Bowers knows her reading program, based on instruction in phonemic awareness works.

As part of a grant, from 2001 to 2004 Reading Connections went into juvenile detention facilities and worked with 2,000 juveniles to improve their reading.

She said the rate of recidivism dropped as more kids learned how to read.

Currently Reading Connections works with a number of people referred to them by the Wisconsin Department of Workforce Development.

The makeup of people they help is about 50 percent children and 50 percent adults.

A scientific study from the National Institute of Child Health and Human Development also showed this system will literally rewrite neurological pathways of poor readers to function like those of good readers.

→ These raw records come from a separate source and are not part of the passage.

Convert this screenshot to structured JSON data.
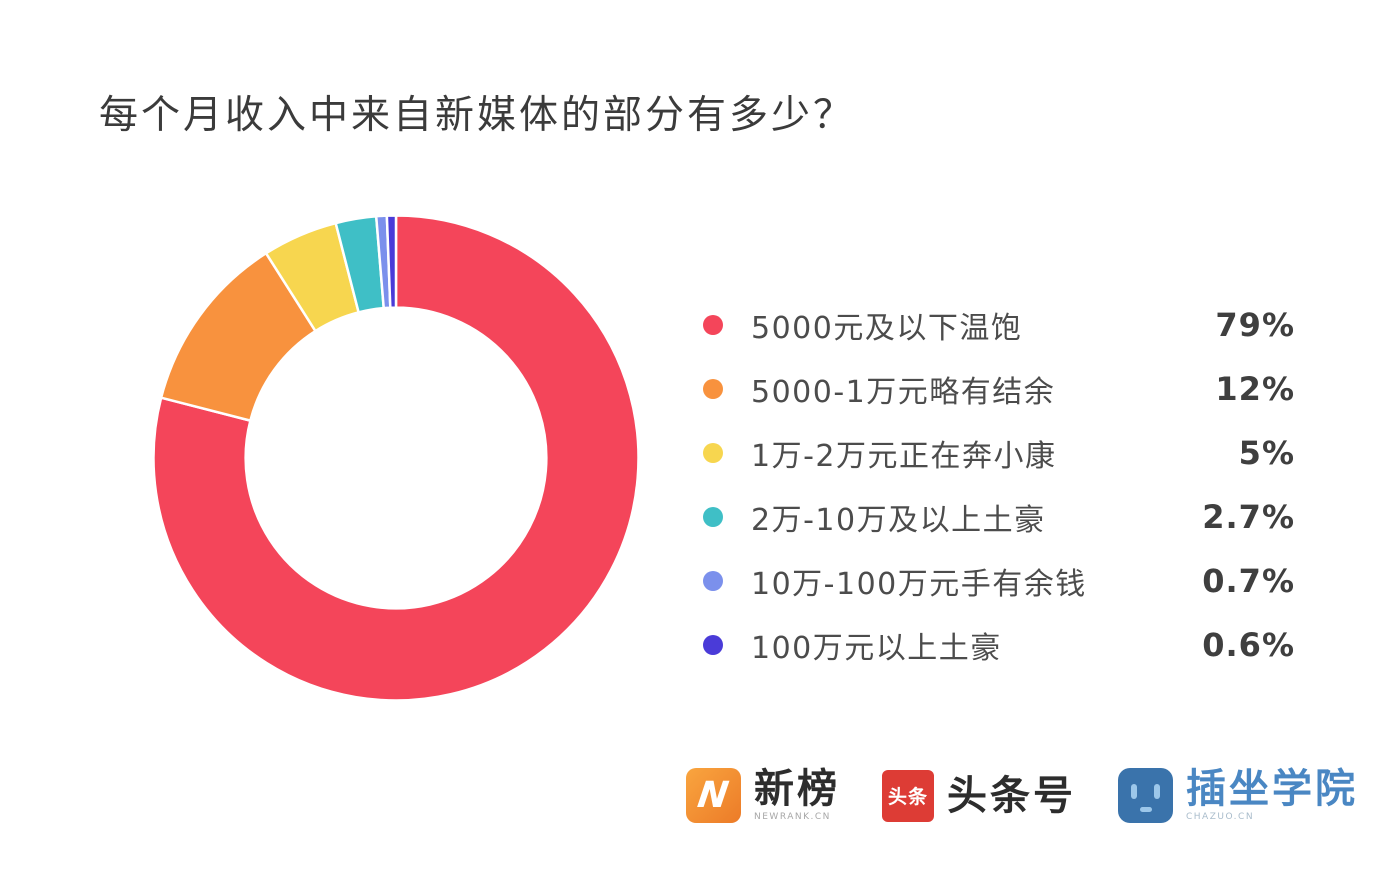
{
  "title": "每个月收入中来自新媒体的部分有多少？",
  "chart_data": {
    "type": "pie",
    "subtype": "donut",
    "title": "每个月收入中来自新媒体的部分有多少？",
    "categories": [
      "5000元及以下温饱",
      "5000-1万元略有结余",
      "1万-2万元正在奔小康",
      "2万-10万及以上土豪",
      "10万-100万元手有余钱",
      "100万元以上土豪"
    ],
    "values": [
      79,
      12,
      5,
      2.7,
      0.7,
      0.6
    ],
    "value_labels": [
      "79%",
      "12%",
      "5%",
      "2.7%",
      "0.7%",
      "0.6%"
    ],
    "colors": [
      "#f4455a",
      "#f8923e",
      "#f7d64f",
      "#3fbfc6",
      "#7b90ec",
      "#4a3bd8"
    ],
    "legend_position": "right",
    "start_angle_deg": 0,
    "direction": "clockwise",
    "inner_radius_ratio": 0.62,
    "slice_gap_stroke": "#ffffff"
  },
  "legend": {
    "items": [
      {
        "label": "5000元及以下温饱",
        "value": "79%",
        "color": "#f4455a"
      },
      {
        "label": "5000-1万元略有结余",
        "value": "12%",
        "color": "#f8923e"
      },
      {
        "label": "1万-2万元正在奔小康",
        "value": "5%",
        "color": "#f7d64f"
      },
      {
        "label": "2万-10万及以上土豪",
        "value": "2.7%",
        "color": "#3fbfc6"
      },
      {
        "label": "10万-100万元手有余钱",
        "value": "0.7%",
        "color": "#7b90ec"
      },
      {
        "label": "100万元以上土豪",
        "value": "0.6%",
        "color": "#4a3bd8"
      }
    ]
  },
  "footer": {
    "logos": [
      {
        "name": "newrank",
        "icon_text": "N",
        "label": "新榜",
        "sublabel": "NEWRANK.CN",
        "icon_color_start": "#f9a53f",
        "icon_color_end": "#ec7b28"
      },
      {
        "name": "toutiao",
        "icon_text": "头条",
        "label": "头条号",
        "sublabel": "",
        "icon_color": "#dd3c35"
      },
      {
        "name": "chazuo",
        "icon_text": "",
        "label": "插坐学院",
        "sublabel": "CHAZUO.CN",
        "icon_color": "#3a73ab",
        "label_color": "#4a87c3"
      }
    ]
  }
}
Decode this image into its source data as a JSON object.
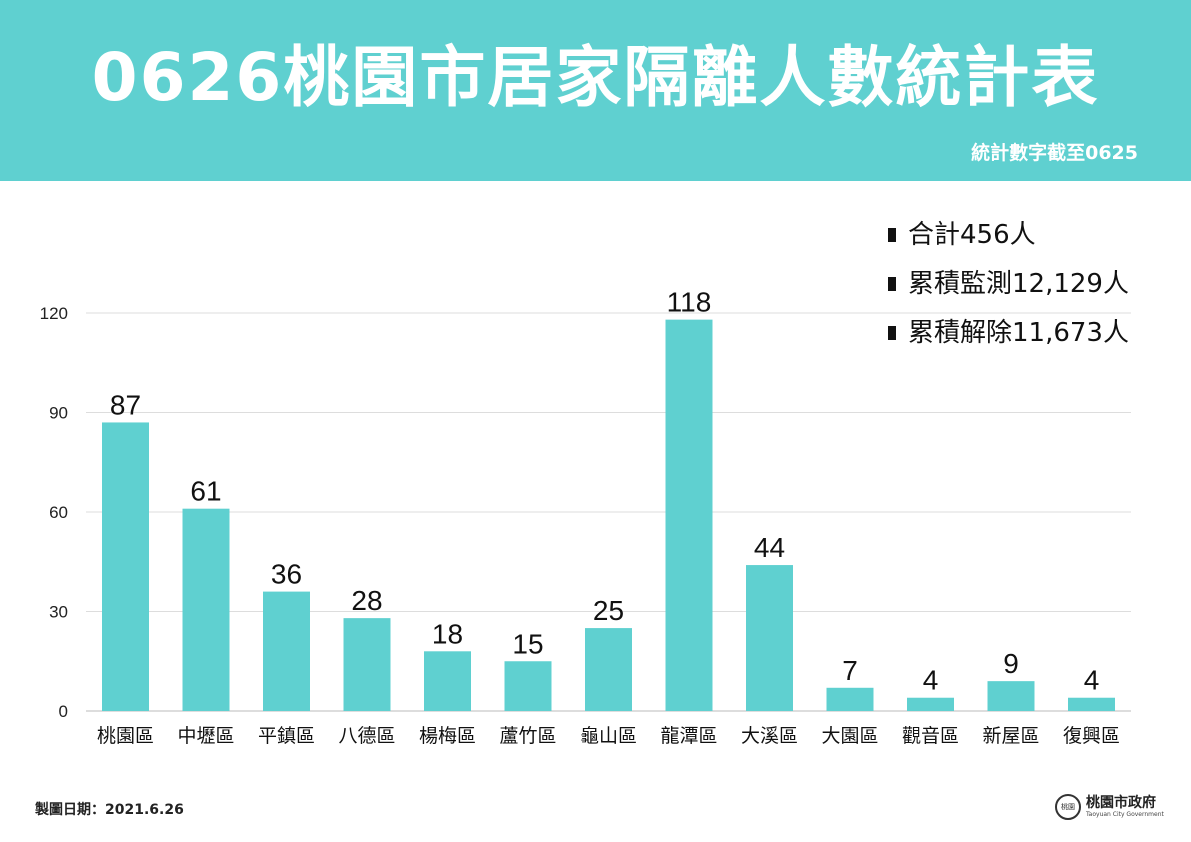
{
  "header": {
    "title": "0626桃園市居家隔離人數統計表",
    "subtitle": "統計數字截至0625",
    "background": "#5fd0d0"
  },
  "summary": [
    {
      "label": "合計456人"
    },
    {
      "label": "累積監測12,129人"
    },
    {
      "label": "累積解除11,673人"
    }
  ],
  "chart_data": {
    "type": "bar",
    "categories": [
      "桃園區",
      "中壢區",
      "平鎮區",
      "八德區",
      "楊梅區",
      "蘆竹區",
      "龜山區",
      "龍潭區",
      "大溪區",
      "大園區",
      "觀音區",
      "新屋區",
      "復興區"
    ],
    "values": [
      87,
      61,
      36,
      28,
      18,
      15,
      25,
      118,
      44,
      7,
      4,
      9,
      4
    ],
    "ylim": [
      0,
      120
    ],
    "yticks": [
      0,
      30,
      60,
      90,
      120
    ],
    "grid": true,
    "bar_color": "#5fd0d0",
    "show_data_labels": true
  },
  "footer": {
    "date_label": "製圖日期：2021.6.26",
    "logo_name": "桃園市政府",
    "logo_en": "Taoyuan City Government",
    "logo_seal": "桃園"
  }
}
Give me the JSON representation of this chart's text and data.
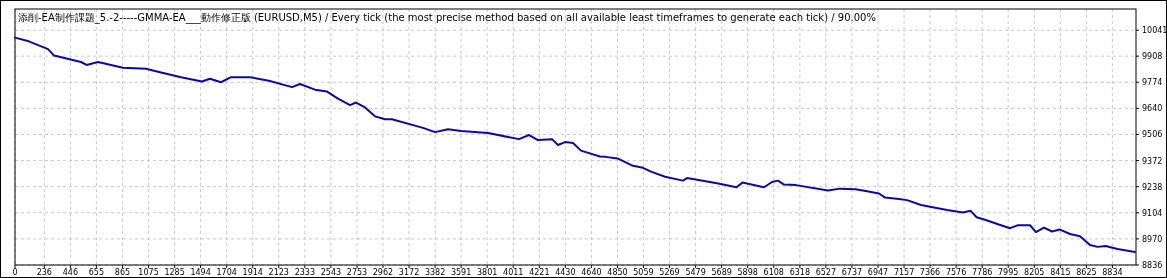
{
  "chart_data": {
    "type": "line",
    "title": "添削-EA制作課題_5.-2-----GMMA-EA___動作修正版 (EURUSD,M5) / Every tick (the most precise method based on all available least timeframes to generate each tick) / 90.00%",
    "x": [
      0,
      111,
      266,
      314,
      531,
      576,
      668,
      869,
      1055,
      1151,
      1336,
      1505,
      1570,
      1658,
      1739,
      1892,
      2044,
      2230,
      2294,
      2415,
      2512,
      2600,
      2697,
      2745,
      2818,
      2898,
      2979,
      3035,
      3284,
      3381,
      3486,
      3590,
      3808,
      4057,
      4138,
      4210,
      4323,
      4371,
      4428,
      4492,
      4556,
      4709,
      4754,
      4850,
      4975,
      5055,
      5120,
      5233,
      5377,
      5410,
      5651,
      5808,
      5856,
      6029,
      6094,
      6142,
      6190,
      6287,
      6545,
      6641,
      6766,
      6859,
      6955,
      7004,
      7116,
      7181,
      7293,
      7503,
      7631,
      7693,
      7741,
      7821,
      7913,
      8010,
      8074,
      8171,
      8219,
      8283,
      8348,
      8412,
      8493,
      8573,
      8654,
      8715,
      8779,
      8875,
      9016
    ],
    "values": [
      10003,
      9984,
      9944,
      9911,
      9878,
      9863,
      9878,
      9848,
      9843,
      9828,
      9800,
      9778,
      9792,
      9774,
      9800,
      9800,
      9782,
      9749,
      9765,
      9736,
      9726,
      9690,
      9657,
      9670,
      9645,
      9599,
      9584,
      9584,
      9540,
      9518,
      9533,
      9524,
      9513,
      9482,
      9503,
      9477,
      9482,
      9452,
      9467,
      9462,
      9423,
      9393,
      9391,
      9383,
      9345,
      9335,
      9315,
      9289,
      9269,
      9282,
      9256,
      9235,
      9259,
      9235,
      9262,
      9269,
      9249,
      9246,
      9218,
      9228,
      9225,
      9215,
      9203,
      9182,
      9175,
      9169,
      9144,
      9118,
      9106,
      9114,
      9081,
      9066,
      9045,
      9025,
      9040,
      9040,
      9005,
      9028,
      9008,
      9018,
      8995,
      8984,
      8939,
      8929,
      8934,
      8918,
      8903
    ],
    "color": "#0a0aa8",
    "xlim": [
      0,
      9024
    ],
    "ylim": [
      8836,
      10150
    ],
    "xticks": [
      0,
      236,
      446,
      655,
      865,
      1075,
      1285,
      1494,
      1704,
      1914,
      2123,
      2333,
      2543,
      2753,
      2962,
      3172,
      3382,
      3591,
      3801,
      4011,
      4221,
      4430,
      4640,
      4850,
      5059,
      5269,
      5479,
      5689,
      5898,
      6108,
      6318,
      6527,
      6737,
      6947,
      7157,
      7366,
      7576,
      7786,
      7995,
      8205,
      8415,
      8625,
      8834
    ],
    "yticks": [
      8836,
      8970,
      9104,
      9238,
      9372,
      9506,
      9640,
      9774,
      9908,
      10041
    ],
    "grid": true
  }
}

“I still see children when they come here they look so sad, they’re looking down at the floor, ‘Yeah here’s another reading program, I’ve been through all these others.’ But within a matter of weeks that almost always changes,” Bowers said. “There would be very few children we cannot help.”

Bowers is president and CEO of Reading Connections, her husband Rick is the chief financial officer.

“If they’re verbal, they can see and hear sounds, and they can write, we can teach them to read,” Rick said.

Reading Connections is located at 560 Centennial Centre Blvd. Rick and Mary can be reached at 865-1001.

There is also a website located at www.rcinc.org.

As a not-for-profit organization Reading Connections is also looking for support to teach more children. “This is something that if the community helped, we would be grateful to help more kids,” Mary said.